El que podría ser el disco definitivo de Lykke Li dura apenas 24 minutos, pero entrega algunas de sus mejores composiciones en mucho tiempo.

Lykke Li / The Afterparty: 24 minutos que saben a poco y a mucho a la vez

Un álbum que se acaba antes de que te dé tiempo a sentarte

Hay discos que terminan y uno mira la pantalla pensando que el archivo se ha corrompido. Con 'The Afterparty', el nuevo álbum de Lykke Li, pasa algo parecido. Sus 24 minutos de duración generan una incomodidad legítima, y eso que la brevedad en los tiempos que corren no es ningún pecado. El problema es que, según señala jenesaispop.com, la artista sueca ha dejado caer en los últimos meses que no tiene intención de volver a publicar álbumes. Si esto es el final, queda la sensación de que el capítulo se cierra demasiado pronto.

El samsara según Lykke Li

La propia artista ha explicado la filosofía detrás del proyecto. Todos sus discos anteriores giraban en torno a la adicción al amor, y esta vez quería otra cosa: adentrarse en lo que ella llama su «era existencial», una reflexión sobre el ciclo de ganar, perder, vivir y morir. De ahí que el single 'Lucky Again' samplee a Vivaldi, no por moda sino porque Lykke Li siempre imaginó esa canción sonando en «su boda o en su funeral». El resultado tiene cierto aire a western, una letra con tintes emo y ese sonido lo-fi que la caracteriza, tan poco interesada en sonar grandilocuente como siempre, aunque cuente con una orquesta de 17 músicos.
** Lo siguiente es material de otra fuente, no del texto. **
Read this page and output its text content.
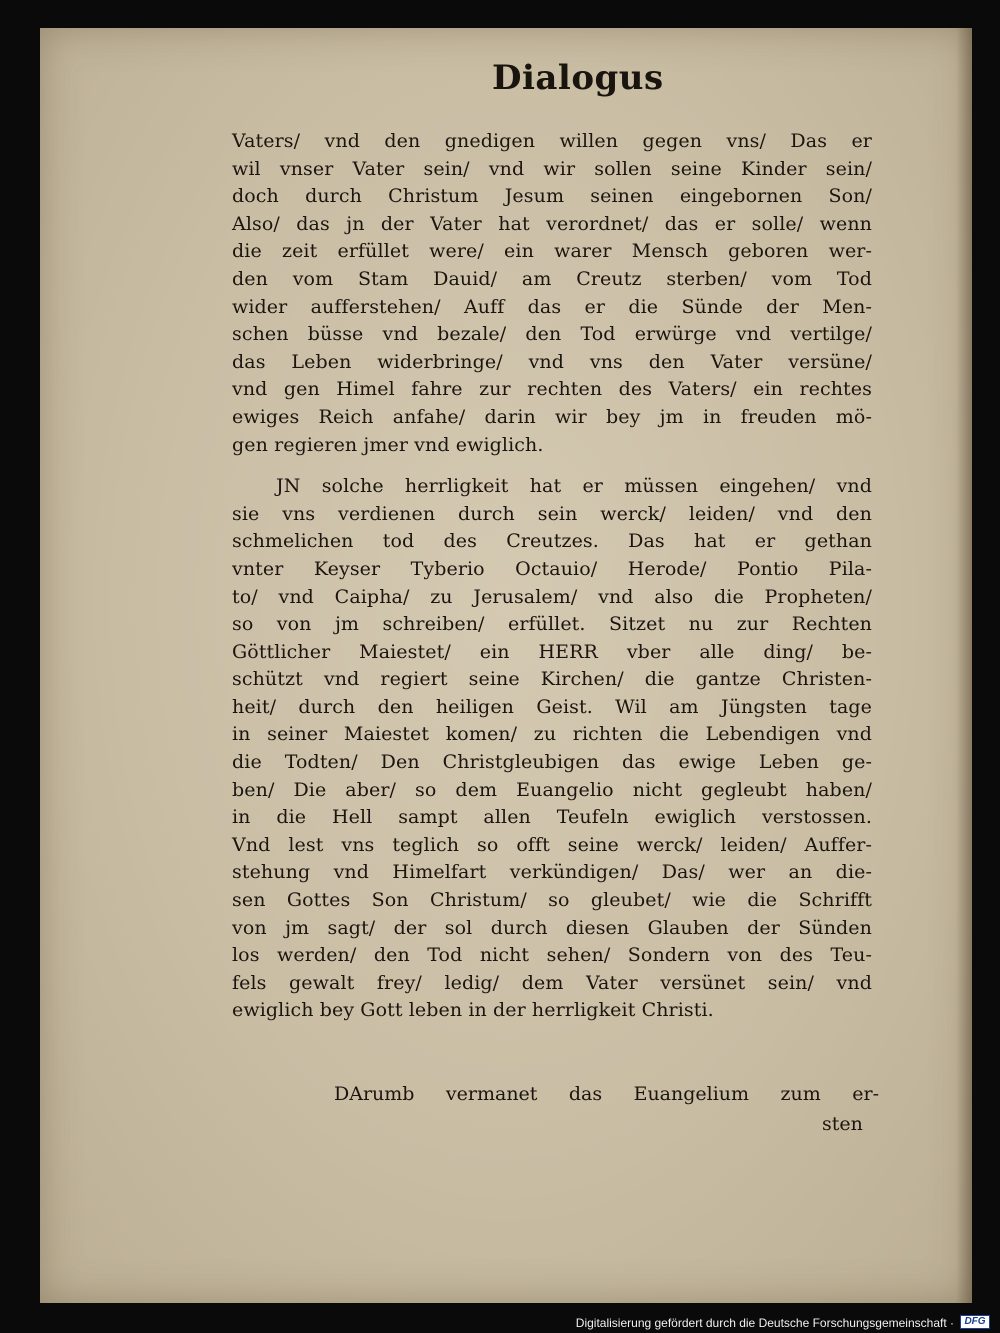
Dialogus
Vaters/ vnd den gnedigen willen gegen vns/ Das er
wil vnser Vater sein/ vnd wir sollen seine Kinder sein/
doch durch Christum Jesum seinen eingebornen Son/
Also/ das jn der Vater hat verordnet/ das er solle/ wenn
die zeit erfüllet were/ ein warer Mensch geboren wer-
den vom Stam Dauid/ am Creutz sterben/ vom Tod
wider aufferstehen/ Auff das er die Sünde der Men-
schen büsse vnd bezale/ den Tod erwürge vnd vertilge/
das Leben widerbringe/ vnd vns den Vater versüne/
vnd gen Himel fahre zur rechten des Vaters/ ein rechtes
ewiges Reich anfahe/ darin wir bey jm in freuden mö-
gen regieren jmer vnd ewiglich.
JN solche herrligkeit hat er müssen eingehen/ vnd
sie vns verdienen durch sein werck/ leiden/ vnd den
schmelichen tod des Creutzes. Das hat er gethan
vnter Keyser Tyberio Octauio/ Herode/ Pontio Pila-
to/ vnd Caipha/ zu Jerusalem/ vnd also die Propheten/
so von jm schreiben/ erfüllet. Sitzet nu zur Rechten
Göttlicher Maiestet/ ein HERR vber alle ding/ be-
schützt vnd regiert seine Kirchen/ die gantze Christen-
heit/ durch den heiligen Geist. Wil am Jüngsten tage
in seiner Maiestet komen/ zu richten die Lebendigen vnd
die Todten/ Den Christgleubigen das ewige Leben ge-
ben/ Die aber/ so dem Euangelio nicht gegleubt haben/
in die Hell sampt allen Teufeln ewiglich verstossen.
Vnd lest vns teglich so offt seine werck/ leiden/ Auffer-
stehung vnd Himelfart verkündigen/ Das/ wer an die-
sen Gottes Son Christum/ so gleubet/ wie die Schrifft
von jm sagt/ der sol durch diesen Glauben der Sünden
los werden/ den Tod nicht sehen/ Sondern von des Teu-
fels gewalt frey/ ledig/ dem Vater versünet sein/ vnd
ewiglich bey Gott leben in der herrligkeit Christi.
DArumb vermanet das Euangelium zum er-
sten
Digitalisierung gefördert durch die Deutsche Forschungsgemeinschaft ·	DFG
El fantasma de Phil Spector, su referente confeso, aparece también en 'Not Gon Cry', cargada de arreglos de cuerda y percusión, mientras 'Sick of Love' se mueve en territorio soul y 'Euphoria' mezcla ecos de la Velvet Underground con algo parecido a la Lady Gaga de 'Shallow'.

Lo mejor y lo inclasificable

El disco tiene curiosidades difíciles de catalogar, como 'Future Fear', que podría estar cerca de SOPHIE, de Lorde o de Mac DeMarco sin pertenecer del todo a ninguno de esos universos. Pero la pieza que justifica el álbum por sí sola es 'Happy Now', una canción de northern soul con retazos de trance que deja la música de Lykke Li en un territorio casi imposible de etiquetar. Es el tipo de canción que no se olvida.

Venimos del olvidable 'EYEYE', y 'The Afterparty' es un paso claro hacia adelante. Con sus cajas de ritmo de juguete, sus percusiones casi infantiles en temas como 'So Happy I Could Die' y esa candidez oscura que lleva cultivando desde el principio, Lykke Li sigue siendo una voz sin equivalente real. Que sean solo 24 minutos duele precisamente porque importa.